Meadows had previously provided the committee with some information, but he informed the bipartisan panel on Tuesday that he would no longer appear before it on Wednesday. Meadows would be the third former Trump official the committee has voted to hold in criminal contempt of Congress.

In the letter, Thompson outlines some of the documents Trump's former chief of staff has already provided to the committee, including a Nov. 7, 2020, email "discussing the appointment of alternate slates of electors as part of a 'direct and collateral attack' after the election." Also mentioned in the letter is a Jan. 5 email "regarding a 38-page PowerPoint briefing titled 'Election Fraud, Foreign Interference & Options for 6 JAN' that was to be provided 'on the hill'" and a Jan. 5 "email about having the National Guard on standby."

Meadows also provided the committee last week with "certain relevant messages" from "saved and backed up phone data" from Meadows's personal cellphone, according to Thompson's letter. The text messages produced by Meadows include a Nov. 6, 2020, correspondence "with a Member of Congress apparently about appointing alternate electors in certain states as part of a plan that the Member acknowledged would be 'highly controversial' and to which Mr. Meadows apparently said, 'I love it.'"

Also included in the texts produced by Meadows are messages about "the need for the former president to issue a public statement that could have stopped the January 6 attack on the Capitol," an early Jan. 2021 text message exchange "between Meadows and an organizer of the January 6th rally on the Ellipse."

Thompson wrote that "All of those documents raise issues about which the Select Committee would like to question Mr. Meadows and about which you appear to agree are not subject to a claim of privilege."

Meadows' refusal to provide an interview previously agreed upon with the panel is a reversal that comes as Trump has grown angry with Meadows about his new memoir, "The Chief's Chief," and some of the revelations he made — particularly about Trump's health and his first positive coronavirus test before a negative coronavirus test.

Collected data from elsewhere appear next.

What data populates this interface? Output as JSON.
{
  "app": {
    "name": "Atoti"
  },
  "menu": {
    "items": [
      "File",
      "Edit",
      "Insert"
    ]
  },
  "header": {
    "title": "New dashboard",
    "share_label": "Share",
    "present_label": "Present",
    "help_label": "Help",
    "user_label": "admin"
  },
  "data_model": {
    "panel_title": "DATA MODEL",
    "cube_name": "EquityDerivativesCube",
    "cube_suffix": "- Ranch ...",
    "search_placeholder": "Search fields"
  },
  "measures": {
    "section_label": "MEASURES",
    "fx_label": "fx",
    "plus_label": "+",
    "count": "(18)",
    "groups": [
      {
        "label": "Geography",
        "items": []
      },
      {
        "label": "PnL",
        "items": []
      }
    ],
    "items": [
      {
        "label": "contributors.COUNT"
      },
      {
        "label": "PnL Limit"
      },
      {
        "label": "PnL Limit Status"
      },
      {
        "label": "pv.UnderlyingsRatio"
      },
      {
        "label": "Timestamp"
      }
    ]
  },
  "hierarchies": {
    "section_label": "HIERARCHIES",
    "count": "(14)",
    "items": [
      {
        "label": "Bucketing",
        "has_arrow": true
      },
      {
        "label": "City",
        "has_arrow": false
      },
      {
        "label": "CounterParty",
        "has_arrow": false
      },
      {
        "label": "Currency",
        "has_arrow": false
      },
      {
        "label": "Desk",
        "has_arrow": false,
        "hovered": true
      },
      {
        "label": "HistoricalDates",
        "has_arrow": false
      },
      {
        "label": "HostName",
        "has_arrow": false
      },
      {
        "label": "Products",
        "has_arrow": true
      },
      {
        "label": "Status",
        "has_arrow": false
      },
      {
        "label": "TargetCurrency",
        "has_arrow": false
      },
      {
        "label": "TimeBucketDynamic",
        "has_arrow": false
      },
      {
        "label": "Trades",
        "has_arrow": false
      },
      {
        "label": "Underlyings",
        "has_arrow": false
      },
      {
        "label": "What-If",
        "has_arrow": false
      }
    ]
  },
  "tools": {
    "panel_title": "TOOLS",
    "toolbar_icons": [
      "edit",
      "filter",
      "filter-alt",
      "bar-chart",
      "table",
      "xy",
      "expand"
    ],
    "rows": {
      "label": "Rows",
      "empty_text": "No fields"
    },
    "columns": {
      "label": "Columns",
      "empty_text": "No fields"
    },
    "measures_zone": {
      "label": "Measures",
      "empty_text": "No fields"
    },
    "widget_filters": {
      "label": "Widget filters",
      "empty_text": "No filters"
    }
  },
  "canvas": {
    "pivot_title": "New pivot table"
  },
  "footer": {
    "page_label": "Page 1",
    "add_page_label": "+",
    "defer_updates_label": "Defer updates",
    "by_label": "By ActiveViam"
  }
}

Former officials said Meadows was often duplicitous around the election — and gave in to some of Trump's worst instincts by passing along conspiracy theories to the president and to the Justice Department, encouraging Trump to pressure officials, orchestrating calls with state officials and giving the president a false hope he could win, according to people familiar with the situation who spoke on the condition of anonymity to describe private conversations.

Meadows was around the president throughout Jan. 6, and his testimony could offer a firsthand account of why Trump did not issue a statement for several hours.

Since Trump left office, Meadows has frequently kept in touch with the former president and even held events at his club for his political group.

In his book, Meadows said Trump was "mortified" at what happened that day, though officials around Trump, who spoke on the condition of anonymity, have disputed that — and say he was still looking to block the results as rioters ransacked the Capitol.